The Size of the Corpus
|corpus||pages (million)||token (million)||type (million)|
The Webcorpus may be downloaded in two formats: as a frequency dictionary based on the texts and as the original texts. If you use the corpus or the frequency dictionary, please refer to
Halácsy Péter, Kornai András, Németh László, Rung András, Szakadát István, Trón Viktor Creating open language resources for Hungarian In Proceedings of the 4th international conference on Language Resources and Evaluation (LREC2004), 2004 pdf Kornai, A, Halácsy, P, Nagy, V, Oravecz, Cs, Trón, V, and Varga, D (2006). Web-based frequency dictionaries for medium density languages In: Proceedings of the 2nd International Workshop on Web as Corpus, edited by Adam Kilgarriff, Marco Baroni ACL-06, pages 1--9. pdf
Based on the complete collection of texts, we produced a frequency dictionary in the form of a simple tab-separated ISO Latin-2 encoded Unix text file with five fields per row. The first field contains the word, the rest are frequency data referring to how many times the term appeared in the complete webcorpus, the 40%, the 8%, and the 4% strata. Since sorting such a big list of words is not an easy task, we make the vocabulary available both in alphabetical order and according to frequency. Furthermore, we created a list of the first 100 thousand most frequent word forms. This is sufficient for many tasks as it contains roughly 95% of word tokens found in colloquial Hungarian.

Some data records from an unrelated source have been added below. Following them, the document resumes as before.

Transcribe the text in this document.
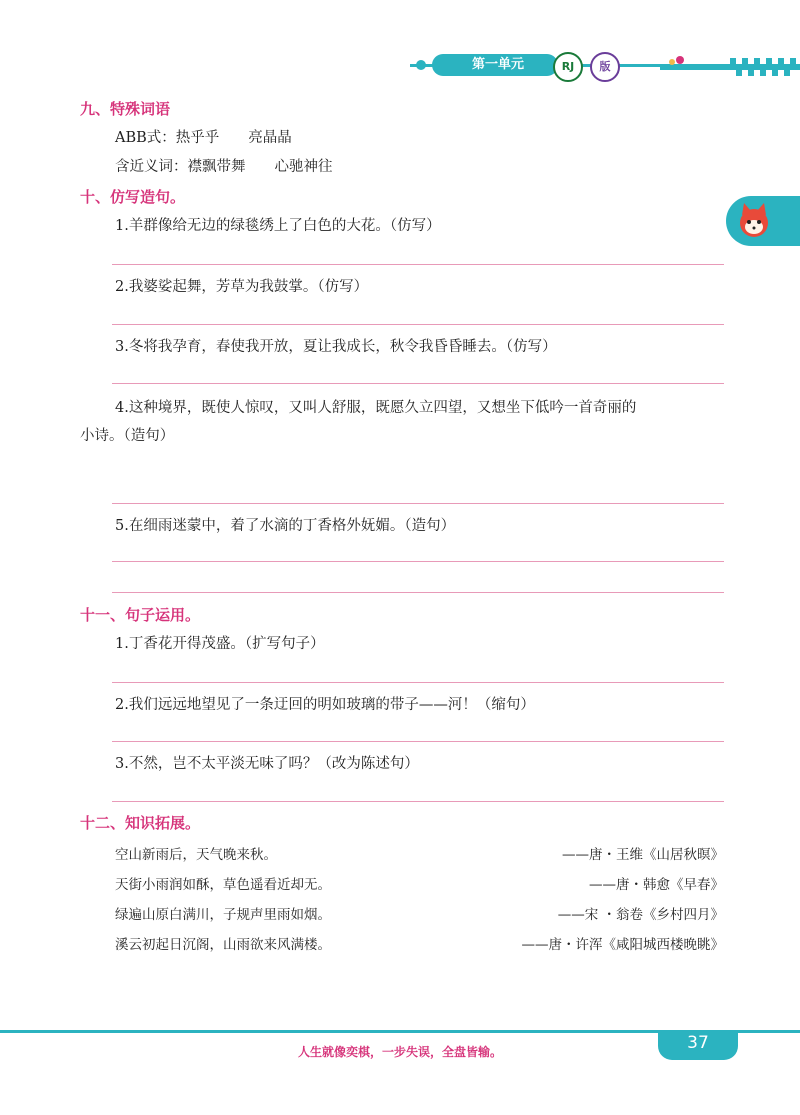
第一单元	RJ	版
九、特殊词语
ABB式：热乎乎　　亮晶晶
含近义词：襟飘带舞　　心驰神往
十、仿写造句。
1.羊群像给无边的绿毯绣上了白色的大花。（仿写）
2.我婆娑起舞，芳草为我鼓掌。（仿写）
3.冬将我孕育，春使我开放，夏让我成长，秋令我昏昏睡去。（仿写）
4.这种境界，既使人惊叹，又叫人舒服，既愿久立四望，又想坐下低吟一首奇丽的
小诗。（造句）
5.在细雨迷蒙中，着了水滴的丁香格外妩媚。（造句）
十一、句子运用。
1.丁香花开得茂盛。（扩写句子）
2.我们远远地望见了一条迂回的明如玻璃的带子——河！（缩句）
3.不然，岂不太平淡无味了吗？（改为陈述句）
十二、知识拓展。
空山新雨后，天气晚来秋。	——唐・王维《山居秋暝》
天街小雨润如酥，草色遥看近却无。	——唐・韩愈《早春》
绿遍山原白满川，子规声里雨如烟。	——宋 ・翁卷《乡村四月》
溪云初起日沉阁，山雨欲来风满楼。	——唐・许浑《咸阳城西楼晚眺》
37
人生就像奕棋，一步失误，全盘皆输。
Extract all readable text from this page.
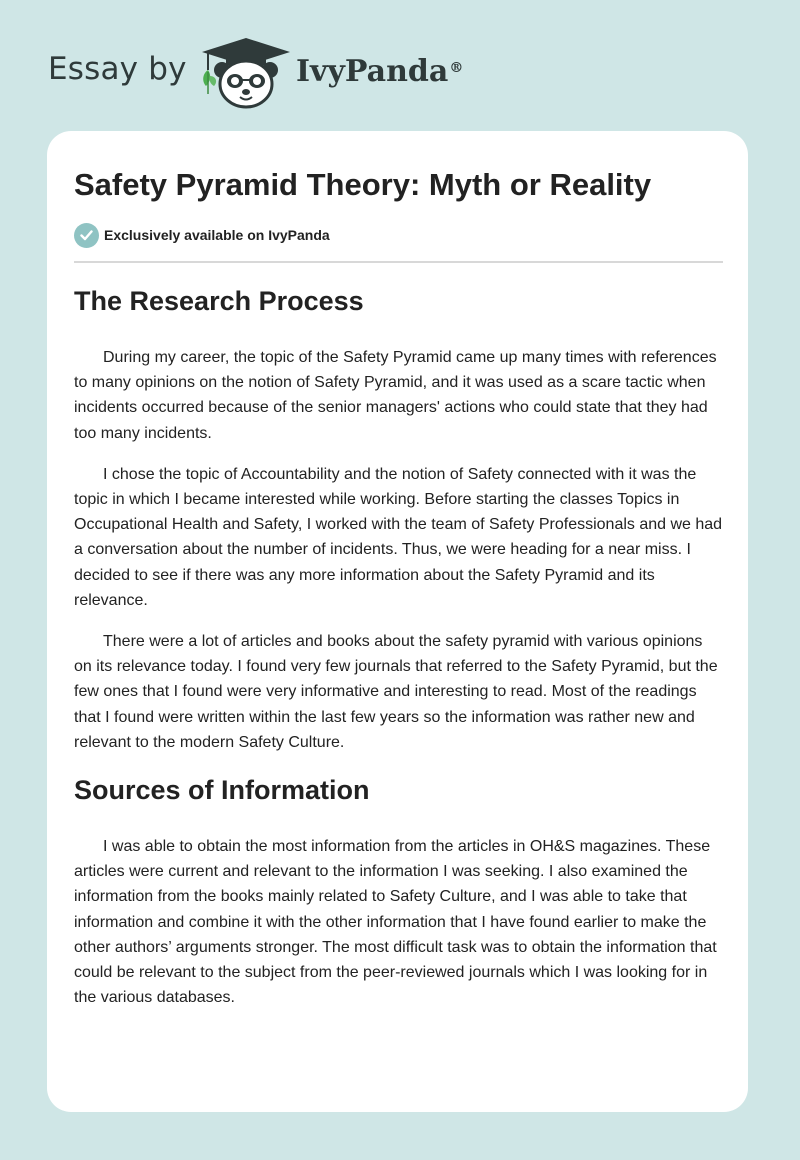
Essay by	IvyPanda®
Safety Pyramid Theory: Myth or Reality
Exclusively available on IvyPanda
The Research Process

During my career, the topic of the Safety Pyramid came up many times with references to many opinions on the notion of Safety Pyramid, and it was used as a scare tactic when incidents occurred because of the senior managers' actions who could state that they had too many incidents.

I chose the topic of Accountability and the notion of Safety connected with it was the topic in which I became interested while working. Before starting the classes Topics in Occupational Health and Safety, I worked with the team of Safety Professionals and we had a conversation about the number of incidents. Thus, we were heading for a near miss. I decided to see if there was any more information about the Safety Pyramid and its relevance.

There were a lot of articles and books about the safety pyramid with various opinions on its relevance today. I found very few journals that referred to the Safety Pyramid, but the few ones that I found were very informative and interesting to read. Most of the readings that I found were written within the last few years so the information was rather new and relevant to the modern Safety Culture.

Sources of Information

I was able to obtain the most information from the articles in OH&S magazines. These articles were current and relevant to the information I was seeking. I also examined the information from the books mainly related to Safety Culture, and I was able to take that information and combine it with the other information that I have found earlier to make the other authors’ arguments stronger. The most difficult task was to obtain the information that could be relevant to the subject from the peer-reviewed journals which I was looking for in the various databases.
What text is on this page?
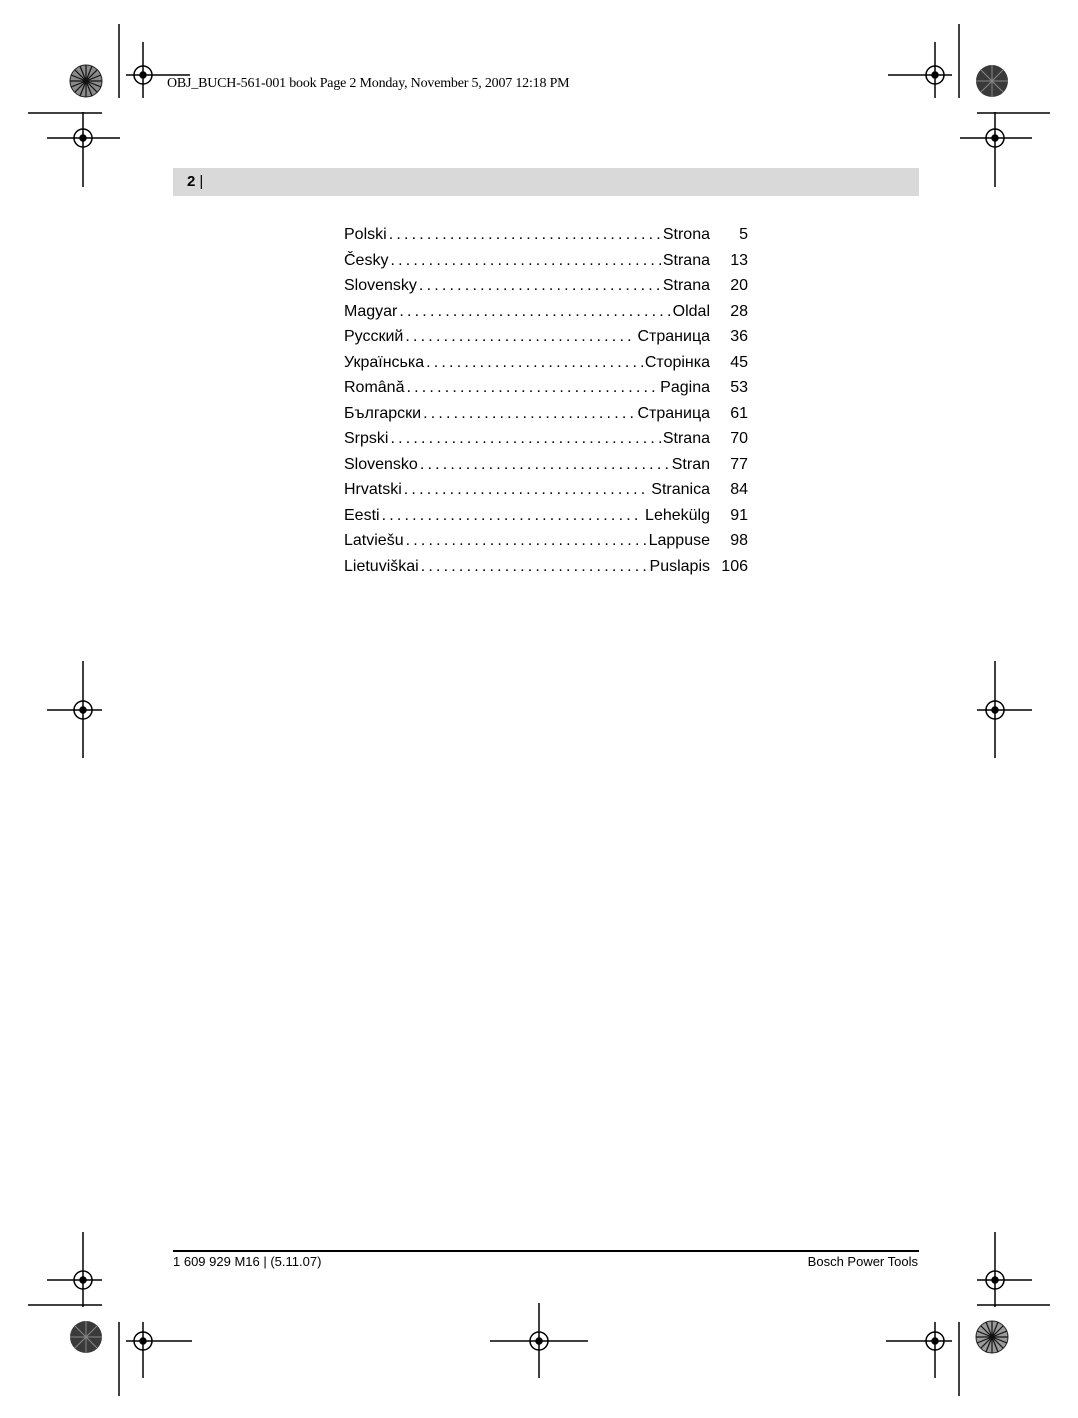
OBJ_BUCH-561-001 book Page 2 Monday, November 5, 2007 12:18 PM
2 |
Polski .....	Strona	5
Česky .....	Strana	13
Slovensky .....	Strana	20
Magyar .....	Oldal	28
Русский .....	Страница	36
Українська .....	Сторінка	45
Română .....	Pagina	53
Български .....	Страница	61
Srpski .....	Strana	70
Slovensko .....	Stran	77
Hrvatski .....	Stranica	84
Eesti .....	Lehekülg	91
Latviešu .....	Lappuse	98
Lietuviškai .....	Puslapis 106
1 609 929 M16 | (5.11.07)	Bosch Power Tools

|web2.2-alfa-sorted.txt.gz||~100Mb zipped, ~400Mb unzipped||the complete dictionary in alphabetical order|
|web2.2-freq-sorted.txt.gz||as above||the complete dictionary sorted according to frequency|
|web2.2-freq-sorted.top100k.txt||~3Mb unzipped||the first 100 000 most frequent words, according to frequency, with data on frequency|
|web2.2-freq-sorted.top100k.nofreqs.txt||~1Mb unzipped||the first 100 000 most frequent words in order of frequency, without data (simple wordlist)|
We only make the 4% threshold corpus available for download (the others are available upon request), since this one already has 589 million words from 1,221 million Hungarian web pages, and it is 4Gb even in zipped format. It is published in 10, almost identical but independent parts, each in a tar.gz file.
web2-4p-0.tar.gz 09-Jun-2004 22:15 365M web2-4p-1.tar.gz 09-Jun-2004 22:22 377M web2-4p-2.tar.gz 09-Jun-2004 22:30 371M web2-4p-3.tar.gz 09-Jun-2004 22:38 373M web2-4p-4.tar.gz 09-Jun-2004 22:46 366M web2-4p-5.tar.gz 09-Jun-2004 22:54 370M web2-4p-6.tar.gz 09-Jun-2004 23:01 372M web2-4p-7.tar.gz 09-Jun-2004 23:09 371M web2-4p-8.tar.gz 09-Jun-2004 23:17 370M web2-4p-9.tar.gz 09-Jun-2004 23:25 375M
Depending on the size of the corpus you need, download one or more files and unzip them in the same folder. The documents unzip in different files in the
content/ folder, each segmented into words and sentences, in rough XML format (& signs are not coded) with ISO Latin-2 encoding.
We provide a web-based query interface for the frequency dictionary. This is based on a morphologically analysed and disambiguated version of the Webcorpus. Morphological disambiguation was created using our hunpos system.